Clark notes: “Rather than having to send it out and wait weeks, often at their own expense, we strive to continue to take care of everyone, and especially those who take care of us.”
PRESSING MILITARY SERVICE
Russell M. “Rusty” Smith, president and CEO of Forenta, shares this story: “Since we are an equipment manufacturer, we don’t directly clean anything for service personnel or veterans. However, we have supplied pressing equipment for the United States military for many years.

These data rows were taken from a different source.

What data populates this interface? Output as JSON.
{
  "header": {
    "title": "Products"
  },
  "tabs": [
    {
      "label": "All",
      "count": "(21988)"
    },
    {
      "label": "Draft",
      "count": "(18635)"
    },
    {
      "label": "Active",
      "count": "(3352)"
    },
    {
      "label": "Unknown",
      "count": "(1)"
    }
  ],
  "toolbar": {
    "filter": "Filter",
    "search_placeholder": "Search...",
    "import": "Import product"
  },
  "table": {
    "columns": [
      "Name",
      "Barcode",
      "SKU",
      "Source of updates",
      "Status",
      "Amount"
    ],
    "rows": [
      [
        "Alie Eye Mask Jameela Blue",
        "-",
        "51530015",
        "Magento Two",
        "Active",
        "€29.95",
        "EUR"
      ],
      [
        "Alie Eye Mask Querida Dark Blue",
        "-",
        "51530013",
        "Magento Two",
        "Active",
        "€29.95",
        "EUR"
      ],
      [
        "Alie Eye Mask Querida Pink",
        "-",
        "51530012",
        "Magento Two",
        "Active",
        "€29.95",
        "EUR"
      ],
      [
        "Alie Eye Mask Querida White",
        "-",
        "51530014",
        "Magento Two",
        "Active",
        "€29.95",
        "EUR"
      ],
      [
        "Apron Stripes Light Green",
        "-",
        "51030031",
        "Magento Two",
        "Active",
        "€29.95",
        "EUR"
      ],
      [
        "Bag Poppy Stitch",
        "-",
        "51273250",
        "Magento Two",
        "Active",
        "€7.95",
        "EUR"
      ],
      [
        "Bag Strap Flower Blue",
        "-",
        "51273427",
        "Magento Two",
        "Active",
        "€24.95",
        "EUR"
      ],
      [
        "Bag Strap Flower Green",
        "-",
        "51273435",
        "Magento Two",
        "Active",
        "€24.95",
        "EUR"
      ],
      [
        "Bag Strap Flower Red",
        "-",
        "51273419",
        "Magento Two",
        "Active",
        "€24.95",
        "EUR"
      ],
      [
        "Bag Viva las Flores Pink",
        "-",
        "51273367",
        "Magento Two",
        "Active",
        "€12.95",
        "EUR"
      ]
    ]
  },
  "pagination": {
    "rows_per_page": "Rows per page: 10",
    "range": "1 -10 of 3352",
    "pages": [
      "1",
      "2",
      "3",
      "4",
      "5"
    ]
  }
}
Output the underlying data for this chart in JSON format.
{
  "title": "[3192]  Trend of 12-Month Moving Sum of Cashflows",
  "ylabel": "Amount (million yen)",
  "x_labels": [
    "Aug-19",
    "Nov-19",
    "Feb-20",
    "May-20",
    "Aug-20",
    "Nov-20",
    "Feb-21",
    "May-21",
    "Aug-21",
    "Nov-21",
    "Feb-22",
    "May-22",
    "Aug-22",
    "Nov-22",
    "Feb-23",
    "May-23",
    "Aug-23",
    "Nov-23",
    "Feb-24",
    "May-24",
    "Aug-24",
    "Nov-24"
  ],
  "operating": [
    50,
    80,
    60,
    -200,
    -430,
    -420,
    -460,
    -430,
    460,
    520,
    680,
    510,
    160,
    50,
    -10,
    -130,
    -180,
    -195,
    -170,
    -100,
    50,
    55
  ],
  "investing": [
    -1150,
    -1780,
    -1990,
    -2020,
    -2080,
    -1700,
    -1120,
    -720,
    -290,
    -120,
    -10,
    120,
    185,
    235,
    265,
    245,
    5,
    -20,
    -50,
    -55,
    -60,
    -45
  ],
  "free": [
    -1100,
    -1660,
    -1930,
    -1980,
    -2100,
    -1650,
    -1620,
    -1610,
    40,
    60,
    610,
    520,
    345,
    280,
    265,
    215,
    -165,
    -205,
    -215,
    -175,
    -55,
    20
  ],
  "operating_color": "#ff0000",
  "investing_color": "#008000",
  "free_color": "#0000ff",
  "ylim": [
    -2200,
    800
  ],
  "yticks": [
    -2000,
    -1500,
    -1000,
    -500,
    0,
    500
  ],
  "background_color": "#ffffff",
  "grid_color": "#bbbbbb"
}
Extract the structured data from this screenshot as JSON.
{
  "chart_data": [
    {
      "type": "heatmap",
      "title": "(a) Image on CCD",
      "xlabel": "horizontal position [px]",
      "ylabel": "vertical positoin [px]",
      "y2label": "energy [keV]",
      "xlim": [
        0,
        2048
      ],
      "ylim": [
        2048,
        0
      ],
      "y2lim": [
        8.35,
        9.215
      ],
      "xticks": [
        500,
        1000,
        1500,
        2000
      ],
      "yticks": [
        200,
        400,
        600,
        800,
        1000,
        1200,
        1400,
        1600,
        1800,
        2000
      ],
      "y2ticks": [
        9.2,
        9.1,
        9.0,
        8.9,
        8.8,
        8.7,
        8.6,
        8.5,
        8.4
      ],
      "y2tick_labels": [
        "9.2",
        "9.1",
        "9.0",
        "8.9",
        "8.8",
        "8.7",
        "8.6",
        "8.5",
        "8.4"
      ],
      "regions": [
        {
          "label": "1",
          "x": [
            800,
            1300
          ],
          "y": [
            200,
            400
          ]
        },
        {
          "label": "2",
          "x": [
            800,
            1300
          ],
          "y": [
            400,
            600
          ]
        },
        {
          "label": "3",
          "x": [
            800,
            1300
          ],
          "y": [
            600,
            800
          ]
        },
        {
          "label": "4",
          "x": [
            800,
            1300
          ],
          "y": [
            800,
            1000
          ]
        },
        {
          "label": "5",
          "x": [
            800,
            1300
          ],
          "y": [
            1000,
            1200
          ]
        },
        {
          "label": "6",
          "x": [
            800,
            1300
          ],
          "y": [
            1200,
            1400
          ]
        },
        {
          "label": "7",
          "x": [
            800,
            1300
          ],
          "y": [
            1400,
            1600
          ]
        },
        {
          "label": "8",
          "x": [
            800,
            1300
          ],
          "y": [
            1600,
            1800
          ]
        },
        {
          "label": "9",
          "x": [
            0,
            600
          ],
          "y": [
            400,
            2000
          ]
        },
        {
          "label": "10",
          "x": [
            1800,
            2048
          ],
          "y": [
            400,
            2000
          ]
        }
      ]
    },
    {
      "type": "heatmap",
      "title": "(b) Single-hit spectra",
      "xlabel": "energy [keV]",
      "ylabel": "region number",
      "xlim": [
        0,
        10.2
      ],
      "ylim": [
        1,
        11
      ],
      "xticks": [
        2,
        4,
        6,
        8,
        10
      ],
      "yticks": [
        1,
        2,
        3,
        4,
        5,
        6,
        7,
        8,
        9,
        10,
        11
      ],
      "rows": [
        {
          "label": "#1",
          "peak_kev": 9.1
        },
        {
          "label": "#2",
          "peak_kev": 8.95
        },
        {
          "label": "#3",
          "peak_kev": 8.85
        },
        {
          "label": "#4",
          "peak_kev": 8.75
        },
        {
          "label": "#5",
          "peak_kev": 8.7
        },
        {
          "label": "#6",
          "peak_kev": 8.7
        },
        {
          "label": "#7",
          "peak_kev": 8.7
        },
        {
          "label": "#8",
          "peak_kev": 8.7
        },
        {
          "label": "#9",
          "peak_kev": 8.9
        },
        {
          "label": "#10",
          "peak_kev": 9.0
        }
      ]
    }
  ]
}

The company from which we descended, Forse Corp., originally started making presses for the U.S. Navy in 1941, a few months before the United States entered World War II. When we secured their intellectual property in the early 1970s, we also secured their government contracts.
“Our installations include Army bases, aircraft carriers, and battleships. Installations we are extremely proud of are the 40 presses we supplied a few years ago to Fort Myer, Va., near Arlington National Cemetery, to be used to press the uniforms of the soldiers who guard the Tomb of the Unknown Soldier, and also for taking care of other military uniforms, including the military band.
“More recently, we supplied the presses for the USS New York, whose hull was partially made from recycled steel from the World Trade Center remains. As you can see, we have a rich and patriotic history in garment care for the military.”
Joseph D. Gagliostro, owner, Muldoon Dry Cleaners Inc, Auburn N.Y., shares this: “Cool gift of this photo (see photo) that this veteran made up for me. He has been bringing his uniform in for over 50 years on a yearly basis for the Memorial Day parade going back to my grandparents. We’ve never charged him a dime. He tears up every time he comes in.”